Although lungs are the main target of SARS-CoV2, ACE2 have been found high expressed also in the bile duct 20 times more than in the hepatocytes. As consequence, the liver dysfunction reported several times in COVI19+ patients, is may due to a secondary liver damage. For instance, during the treatment of SARS-CoV-2 infection, many drugs such as Lopinavir, Abidol, Oseltamivir are used along with antipyretic agents containing acetaminophen which is known to induce liver damage when ingested between 7.5 to 10g. On the other hands, the virus leads to multiple proinflammatory signals as TLRs and T Lymphocytes. The activated T lymphocytes attack the infected body cells, leading to their apoptosis and necrosis, until T lymphocytes are depleted. Damage-related pattern molecules released by dead infected cells, can further amplify some inflammatory signals, such as TLRs. T-lymphocyte depletion cannot control viral and bacterial infections, thereby activating multiple inflammatory signaling pathways, which lead to macrophage activation and secondary inflammatory reactions. As result, the organ failure could be due to the inflammatory storm where a huge number of Cytokines are released causing cell damage.  Moreover, also the oxygen reduction and the lipid accumulation in the hepatocytes, as consequence of hypoxia and shock induced by COVID19 complication, can lead to a liver damage though the activation of proinflammatory factors.

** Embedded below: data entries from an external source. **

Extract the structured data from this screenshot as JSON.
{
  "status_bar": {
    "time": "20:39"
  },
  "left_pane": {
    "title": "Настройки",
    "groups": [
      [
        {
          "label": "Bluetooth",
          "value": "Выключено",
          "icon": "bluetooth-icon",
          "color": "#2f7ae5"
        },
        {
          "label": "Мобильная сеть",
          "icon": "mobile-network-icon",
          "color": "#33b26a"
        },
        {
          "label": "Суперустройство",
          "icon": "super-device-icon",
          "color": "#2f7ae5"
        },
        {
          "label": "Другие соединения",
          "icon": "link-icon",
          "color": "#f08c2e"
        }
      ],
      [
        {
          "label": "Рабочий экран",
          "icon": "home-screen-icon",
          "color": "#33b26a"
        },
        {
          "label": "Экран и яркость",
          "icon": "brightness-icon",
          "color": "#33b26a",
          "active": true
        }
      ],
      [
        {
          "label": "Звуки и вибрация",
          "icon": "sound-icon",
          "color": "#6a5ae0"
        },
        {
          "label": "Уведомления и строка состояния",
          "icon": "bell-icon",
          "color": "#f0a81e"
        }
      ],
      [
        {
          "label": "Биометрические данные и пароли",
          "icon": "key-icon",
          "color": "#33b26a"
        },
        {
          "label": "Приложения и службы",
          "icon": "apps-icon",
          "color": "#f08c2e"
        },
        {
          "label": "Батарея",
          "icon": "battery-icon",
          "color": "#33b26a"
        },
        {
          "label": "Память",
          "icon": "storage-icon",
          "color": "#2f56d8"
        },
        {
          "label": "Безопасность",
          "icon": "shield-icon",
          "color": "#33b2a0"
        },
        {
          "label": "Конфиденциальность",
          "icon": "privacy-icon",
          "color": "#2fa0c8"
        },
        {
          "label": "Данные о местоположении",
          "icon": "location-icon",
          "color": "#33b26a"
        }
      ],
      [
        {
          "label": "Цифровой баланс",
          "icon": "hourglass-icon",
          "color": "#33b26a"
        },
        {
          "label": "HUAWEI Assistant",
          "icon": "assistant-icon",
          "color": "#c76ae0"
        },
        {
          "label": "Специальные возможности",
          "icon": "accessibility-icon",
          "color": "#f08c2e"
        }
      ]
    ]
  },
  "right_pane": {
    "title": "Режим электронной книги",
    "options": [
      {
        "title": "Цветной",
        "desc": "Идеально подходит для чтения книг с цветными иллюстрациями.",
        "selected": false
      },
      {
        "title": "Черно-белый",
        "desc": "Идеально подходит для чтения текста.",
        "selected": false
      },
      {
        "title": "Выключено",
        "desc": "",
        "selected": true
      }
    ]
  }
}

As ACE2 is widely expressed not only in lung tissue but also in GI tract, vascular and arterial cells, oral mucosa basal cells as well as liver, it could be potential target treatment in COVID19+ patents by activating ACE2/Ang1-7/ Mas or inhibiting ACE/Ang II/AT1R pathways.


The cause of liver damage in CVOID19+ patient needs to be further investigated as wells as new drugs for patients with pre-existing liver disease in order to attenuate the worse impact of SarS-CoV-2 infection related liver injury/dysfunction.